HOUSE BILL REPORT
As Passed Legislature
Title: An act relating to conservation of the state art collection.
Brief Description: Funding the conservation of the state art collection.
Sponsors: By Representatives Lantz, Kessler, Sells, Tom, McDermott, Conway, Kenney and Santos.
Capital Budget: 3/3/05, 3/7/05 [DP].
Passed House: 3/10/05, 94-0.
Passed Senate: 4/5/05, 41-0.
Brief Summary of Bill
HOUSE COMMITTEE ON CAPITAL BUDGET
Majority Report: Do pass. Signed by 29 members: Representatives Dunshee, Chair; Ormsby, Vice Chair; Jarrett, Ranking Minority Member; Hankins, Assistant Ranking Minority Member; Blake, Chase, Cox, DeBolt, Eickmeyer, Ericks, Ericksen, Flannigan, Green, Hasegawa, Holmquist, Kretz, Kristiansen, Lantz, McCune, Moeller, Morrell, Newhouse, O'Brien, Roach, Schual-Berke, Serben, Springer, Strow and Upthegrove.
Staff: Kathryn Leathers (786-7114).
In 1974, the Legislature established the Art in Public Places Program, also known as the "one-half of 1 percent program." The program is administered by the Washington State Arts Commission (Arts Commission).
The program is funded from the state's capital budget through a mandatory, nondeductible allocation of one-half of 1 percent of each new state agency (including all state departments, boards, councils, commissions, and quasi-public corporations) or public school construction project. The funds generated from the program are set aside for the acquisition of new artwork through the Arts Commission, which retains 15 percent of the funds for administrative costs.
Annually the Arts Commission awards approximately $3 million in grants and contracts to artists and arts organizations, adds 250 artworks to the state art collection biennially, and initiates educational programs for students of all ages. Works of art acquired through the program become part of the state art collection and are generally displayed within the building project or nearby grounds of the project generating the funding. The collection currently holds over 4,600 works, with an acquisition value of over $17 million. In consultation with the Office of the Superintendent of Public Instruction (OSPI) and representatives of school district boards of directors, the designation of projects and sites, selection, contracting, purchase, commissioning, reviewing of design, execution and placement, acceptance, maintenance, and sale, exchange, or disposition of works of art is the responsibility of the Arts Commission.

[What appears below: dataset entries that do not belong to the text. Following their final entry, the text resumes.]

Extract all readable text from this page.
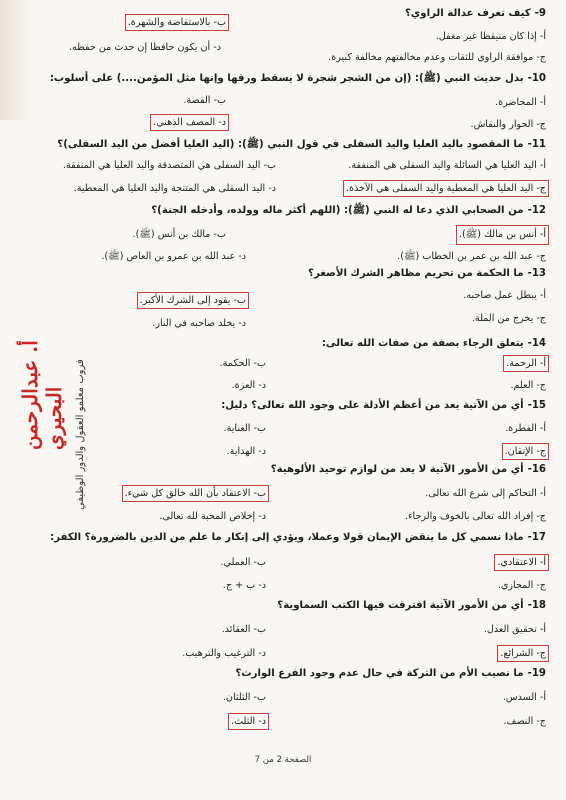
9-كيف تعرف عدالة الراوي؟
أ- إذا كان متيقظا غير مغفل.
ب- بالاستفاضة والشهرة.
ج- موافقة الراوي للثقات وعدم مخالفتهم مخالفة كبيرة.
د- أن يكون حافظا إن حدث من حفظه.
10-بدل حديث النبي (ﷺ): (إن من الشجر شجرة لا يسقط ورقها وإنها مثل المؤمن....) على أسلوب:
أ- المحاضرة.
ب- القصة.
ج- الحوار والنقاش.
د- المصف الذهني.
11-ما المقصود باليد العليا واليد السفلى في قول النبي (ﷺ): (اليد العليا أفضل من اليد السفلى)؟
أ- اليد العليا هي السائلة واليد السفلى هي المنفقة.
ب- اليد السفلى هي المتصدقة واليد العليا هي المنفقة.
ج- اليد العليا هي المعطية واليد السفلى هي الآخذة.
د- اليد السفلى هي المتنجة واليد العليا هي المعطية.
12-من الصحابي الذي دعا له النبي (ﷺ): (اللهم أكثر ماله وولده، وأدخله الجنة)؟
أ- أنس بن مالك (ﷺ).
ب- مالك بن أنس (ﷺ).
ج- عبد الله بن عمر بن الخطاب (ﷺ).
د- عبد الله بن عمرو بن العاص (ﷺ).
13-ما الحكمة من تحريم مظاهر الشرك الأصغر؟
أ- يبطل عمل صاحبه.
ب- يقود إلى الشرك الأكبر.
ج- يخرج من الملة.
د- يخلد صاحبه في النار.
14-يتعلق الرجاء بصفة من صفات الله تعالى:
أ- الرحمة.
ب- الحكمة.
ج- العلم.
د- العزة.
15-أي من الآتية يعد من أعظم الأدلة على وجود الله تعالى؟ دليل:
أ- الفطرة.
ب- العناية.
ج- الإتقان.
د- الهداية.
16-أي من الأمور الآتية لا يعد من لوازم توحيد الألوهية؟
أ- التحاكم إلى شرع الله تعالى.
ب- الاعتقاد بأن الله خالق كل شيء.
ج- إفراد الله تعالى بالخوف والرجاء.
د- إخلاص المحبة لله تعالى.
17-ماذا نسمي كل ما ينقض الإيمان قولا وعملا، ويؤدي إلى إنكار ما علم من الدين بالضرورة؟ الكفر:
أ- الاعتقادي.
ب- العملي.
ج- المجازي.
د- ب + ج.
18-أي من الأمور الآتية افترقت فيها الكتب السماوية؟
أ- تحقيق العدل.
ب- العقائد.
ج- الشرائع.
د- الترغيب والترهيب.
19-ما نصيب الأم من التركة في حال عدم وجود الفرع الوارث؟
أ- السدس.
ب- الثلثان.
ج- النصف.
د- الثلث.
أ. عبدالرحمن البحيري فروب معلمو العقول والدور الوظيفي
الصفحة 2 من 7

In addition to the cost of the works of art themselves, the one-half of 1 percent of the appropriation must be used to provide for the administration by the Arts Commission and all costs for installation of the work of art. However, the costs to carry out the Arts Commission's responsibility for maintenance cannot be funded from the one-half of 1 percent moneys referred to it for the acquisition of new artwork by the agencies and public schools. Instead, availability of maintenance costs funding is contingent upon adequate appropriations being made for that specific purpose.
The OSPI and the school district board of directors of the districts where the sites are selected have the right to, among other things, waive its use of the one-half of 1 percent of the appropriation for the acquisition of works of art and reject the placement of a completed work or works of art on school district premises if such works are portable.
Summary of Bill:
Removes the restriction that the costs to carry out the Washington State Arts Commission's responsibility for maintenance may not be funded from the moneys referred to by the state agencies and public schools. Provides that the one-half of 1 percent may also be used to pay for costs associated with conservation of the state art collections.
Fiscal Note: Requested on March 2, 2005.
Effective Date: The bill takes effect 90 days after adjournment of session in which bill is
Testimony For: Art collection and art conservation are interconnected. The state provides for the purchase of art, but due to the lack of conservation measures, agencies housing the art must take financial and physical responsibility for its upkeep. Currently, the conservation needs of the state's art collection are greater than the existing capacity, putting the state's investment in art at risk. To maintain and care for the condition of the state's current tremendous art collection, this legislation would create, in statute, a measure to care for art. Even though this measure would limit the state's ability to collect art, it is an important measure to ensure the quality of the collection for years to come.
Testimony Against: None.
Persons Testifying: Representative Lantz, prime sponsor; Lynn Kessler, State Representative, Arts Commission member; and Kris Tucker, Arts Commission.